University of California, Berkeley, 2003 - $19,800
Needle-based drug delivery is often painful, has limited accuracy, and typically requires a visit to a doctor's office. Some therapeutics are totally inaccessible to individuals because they can't safely and reliably deliver the drugs themselves. To address these problems this E-Team developed a hand-held microjet drug delivery system to replace the use of hypodermic needles in treating arthritis patients. The piezoelectric actuation device accurately delivers the correct dosage with minimum pain.
The E-Team consisted of three undergraduate students specializing in bioengineering.
University of Illinois at Urbana-Champaign, 2003 - $16,400
Wheelchair basketball is among the five highest risk sports for the disabled. Injuries resulting from collisions are frequent during wheelchair basketball because the athletes must not only control the ball and the game, but also themselves and their chairs.
The Balance Sport Wheelchair E-Team designed a less cumbersome, more responsive, and safer wheelchair that employs a simple leaning/braking system to help the athlete control herself. The seat of the wheelchair sits atop a centralized column that passes through a universal join mechanism; the column extends down where it's attached to a braking system on the chair's two large wheels. When the player leans left, the chair turns left; when they players leans right, the chair turns right; when the player leans back, the chair stops.

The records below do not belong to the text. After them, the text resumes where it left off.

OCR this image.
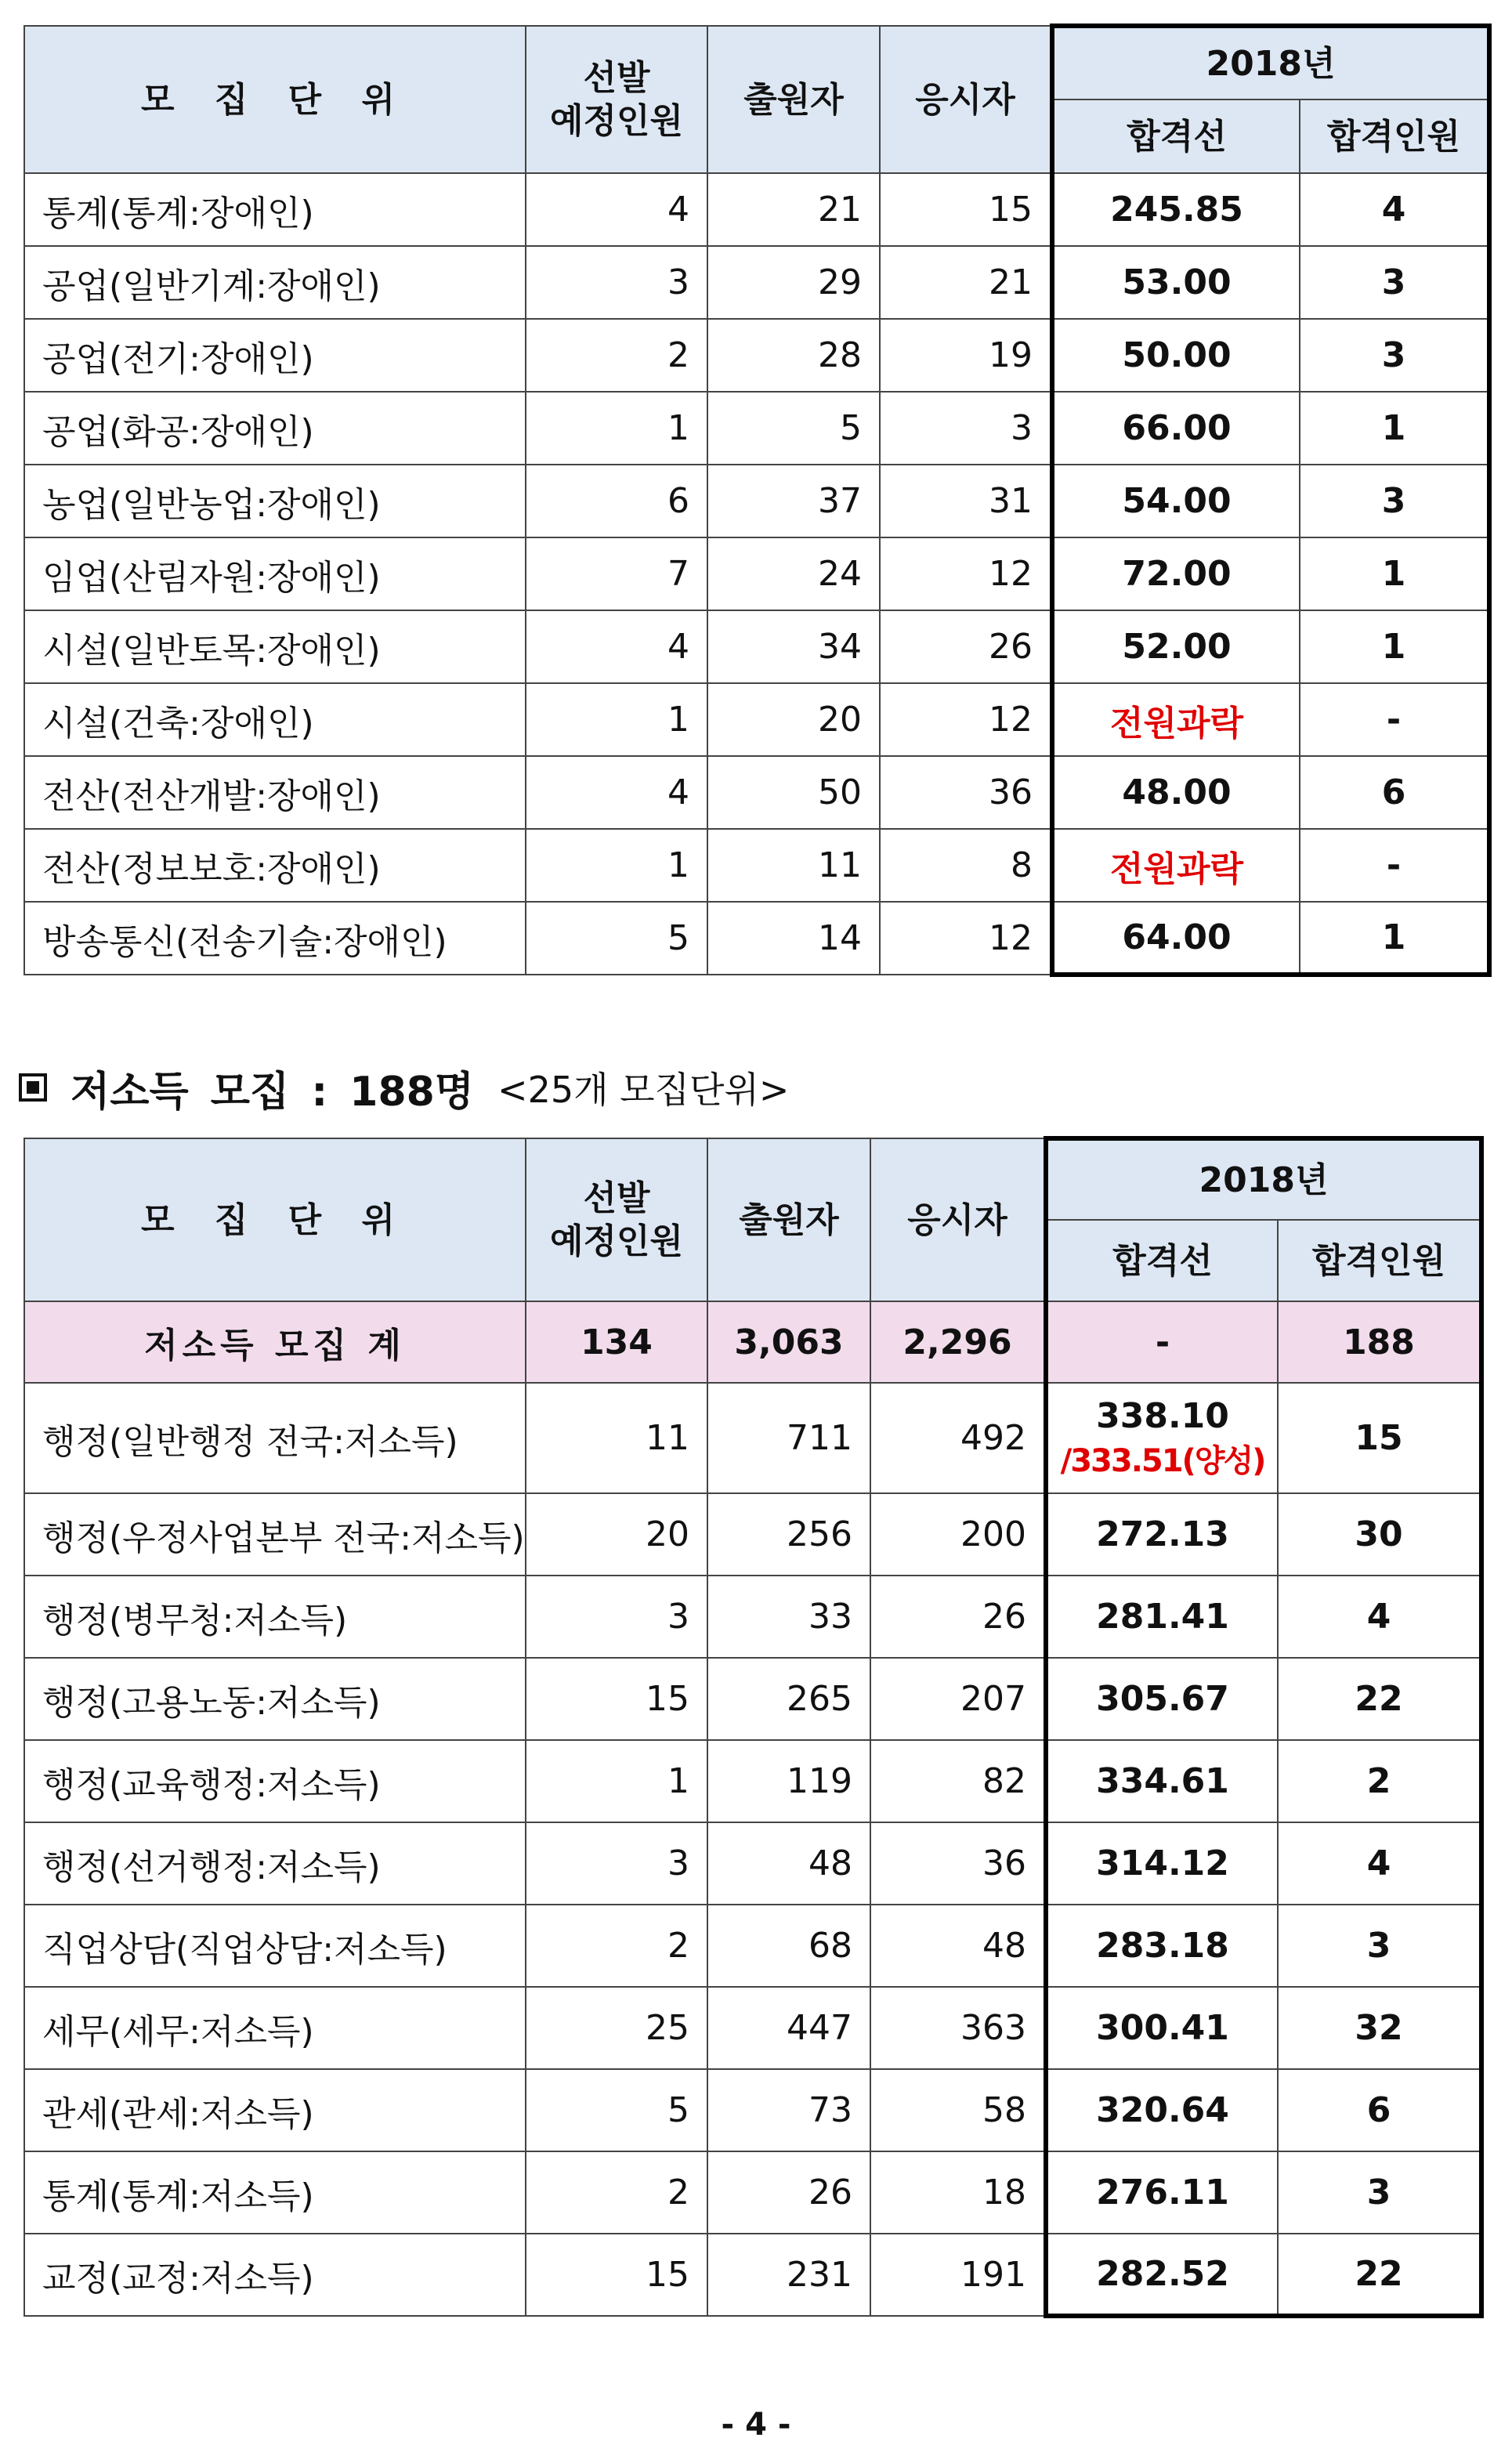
모 집 단 위	선발
예정인원	출원자	응시자	2018년	
				합격선	합격인원
통계(통계:장애인)	4	21	15	245.85	4
공업(일반기계:장애인)	3	29	21	53.00	3
공업(전기:장애인)	2	28	19	50.00	3
공업(화공:장애인)	1	5	3	66.00	1
농업(일반농업:장애인)	6	37	31	54.00	3
임업(산림자원:장애인)	7	24	12	72.00	1
시설(일반토목:장애인)	4	34	26	52.00	1
시설(건축:장애인)	1	20	12	전원과락	-
전산(전산개발:장애인)	4	50	36	48.00	6
전산(정보보호:장애인)	1	11	8	전원과락	-
방송통신(전송기술:장애인)	5	14	12	64.00	1
저소득 모집 : 188명 <25개 모집단위>
모 집 단 위	선발
예정인원	출원자	응시자	2018년	
				합격선	합격인원
저소득 모집 계	134	3,063	2,296	-	188
행정(일반행정 전국:저소득)	11	711	492	338.10
/333.51(양성)	15
행정(우정사업본부 전국:저소득)	20	256	200	272.13	30
행정(병무청:저소득)	3	33	26	281.41	4
행정(고용노동:저소득)	15	265	207	305.67	22
행정(교육행정:저소득)	1	119	82	334.61	2
행정(선거행정:저소득)	3	48	36	314.12	4
직업상담(직업상담:저소득)	2	68	48	283.18	3
세무(세무:저소득)	25	447	363	300.41	32
관세(관세:저소득)	5	73	58	320.64	6
통계(통계:저소득)	2	26	18	276.11	3
교정(교정:저소득)	15	231	191	282.52	22
- 4 -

The E-Team consisted of four students: three undergraduates majoring in industrial design, and one member of the University of Illinois wheelchair basketball team.
The FreeFeet E-Team designed a strap-in binding for a snowboard boot equipped with an adapter that allows snowboarders to combine the softer feel of strap-in boots with the more convenient step-in system. Freefeet combines the two methods by means of an attachment that allows the snowboarder to quickly "step-in" to the board while using nearly any boot she wants.
The E-Team consisted of three sophomores and one junior, each majoring in integrated business and engineering, and one senior majoring in finance and biology.
California State University, Fresno, 2003 - $20,000
Maglev technology, first introduced in 1969, uses the principle of magnetism to float a train in the air above a track as well as propel it forward. The Maglev Train Reproduction E-Team designed the world's first toy train that runs on Maglev technology. The train levitates 1 cm above the railway track through the use of standard electromagnets. The train is fitted with wheels, giving it the flexibility to run on a normal railway, effectively demonstrating how Maglev technology can integrate seamlessly with existing railway lines on a larger, real-world scale.
The team's long-term goals, aside from developing a commercially viable and fun toy, are to generate excitement about environmentally friendly Maglev technology.